Coreontae DeBerry

No. 23 – Vitória SC Basquetebol
- Position: Power forward
- League: LEB

Personal information
- Born: September 2, 1994 (age 31) Saginaw, Michigan
- Nationality: American
- Listed height: 6 ft 10 in (2.08 m)
- Listed weight: 265 lb (120 kg)

Career information
- High school: Holland (Holland, Michigan)
- College: Hutchinson CC (2012–2014); Cincinnati (2014–2016);
- NBA draft: 2016: undrafted
- Playing career: 2016–present

Career history
- 2016: Mono Vampire
- 2016–2017: Windy City Bulls
- 2017–2018: FC Schalke 04
- 2018–2021: Portugal (LPB)
- 2021–present: C.B. Tizona

Career highlights
- Thailand Basketball League champion (2016);

= Coreontae DeBerry =

American basketball player

Coreontae Lamar DeBerry (born 2 September 1994) is an American professional basketball player.

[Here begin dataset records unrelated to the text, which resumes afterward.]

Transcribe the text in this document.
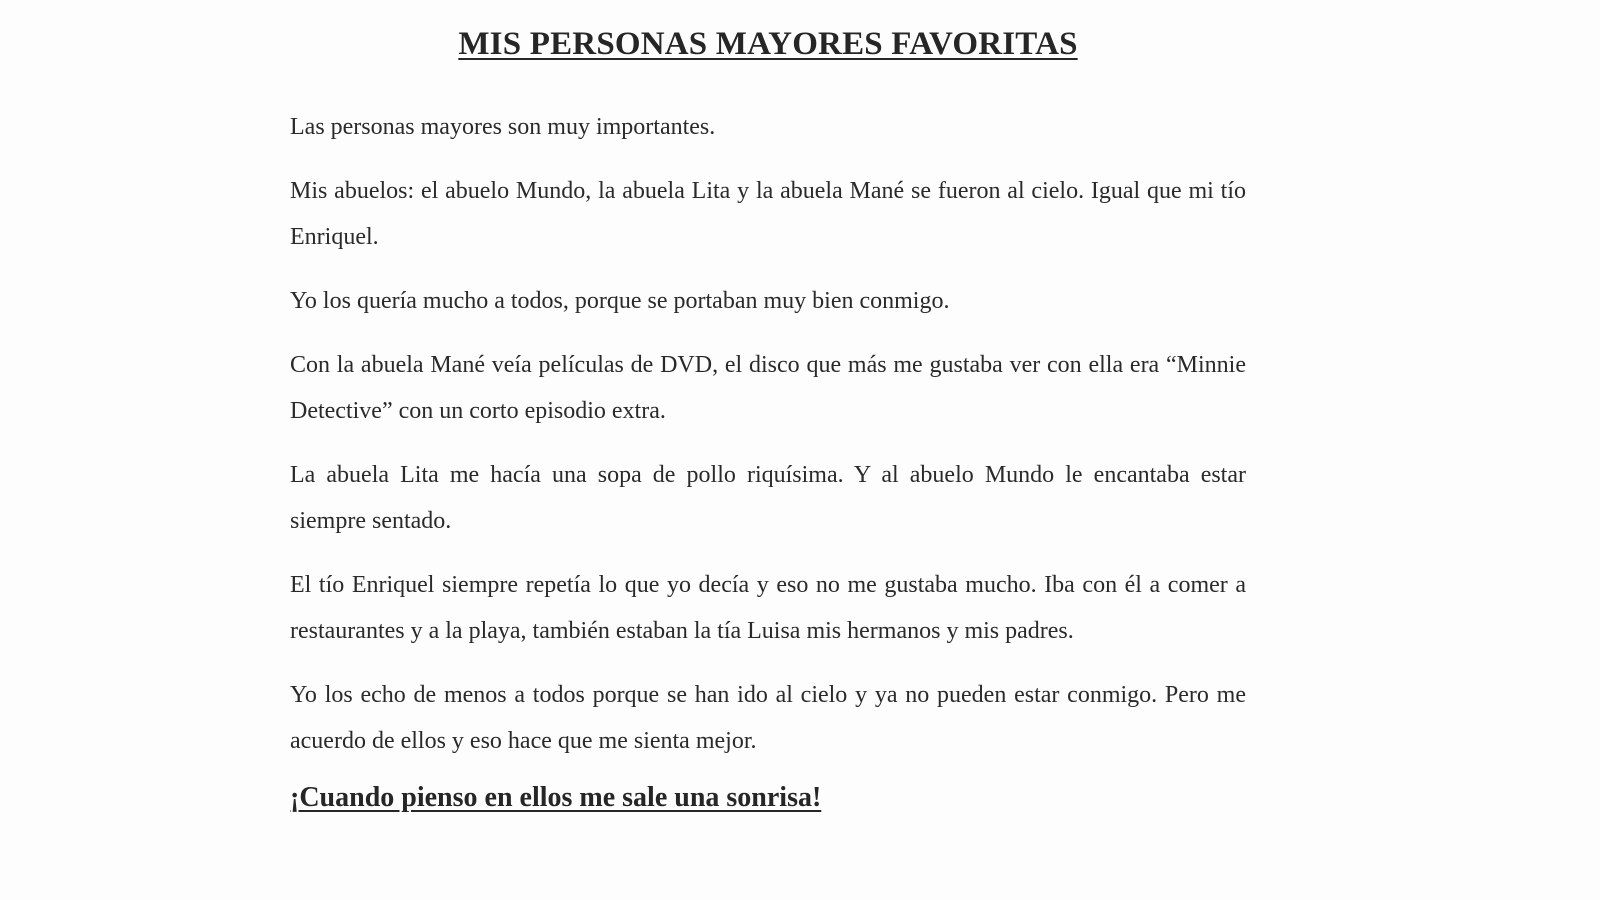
MIS PERSONAS MAYORES FAVORITAS

Las personas mayores son muy importantes.

Mis abuelos: el abuelo Mundo, la abuela Lita y la abuela Mané se fueron al cielo. Igual que mi tío Enriquel.

Yo los quería mucho a todos, porque se portaban muy bien conmigo.

Con la abuela Mané veía películas de DVD, el disco que más me gustaba ver con ella era “Minnie Detective” con un corto episodio extra.

La abuela Lita me hacía una sopa de pollo riquísima. Y al abuelo Mundo le encantaba estar siempre sentado.

El tío Enriquel siempre repetía lo que yo decía y eso no me gustaba mucho. Iba con él a comer a restaurantes y a la playa, también estaban la tía Luisa mis hermanos y mis padres.

Yo los echo de menos a todos porque se han ido al cielo y ya no pueden estar conmigo. Pero me acuerdo de ellos y eso hace que me sienta mejor.

¡Cuando pienso en ellos me sale una sonrisa!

As a freshman at college, he measured 6-foot-9, 260 pounds and was considered an intriguing prospect at Mott Community College, which was considered as the 2nd best school in the United States at that time. After graduation, he went on to play for the Cincinnati Bearcats.

After College, his first professional team was in the Thailand Basketball League, where he led his team to the national championship. He went on to play professionally in the United States, Canada, Germany and Portugal.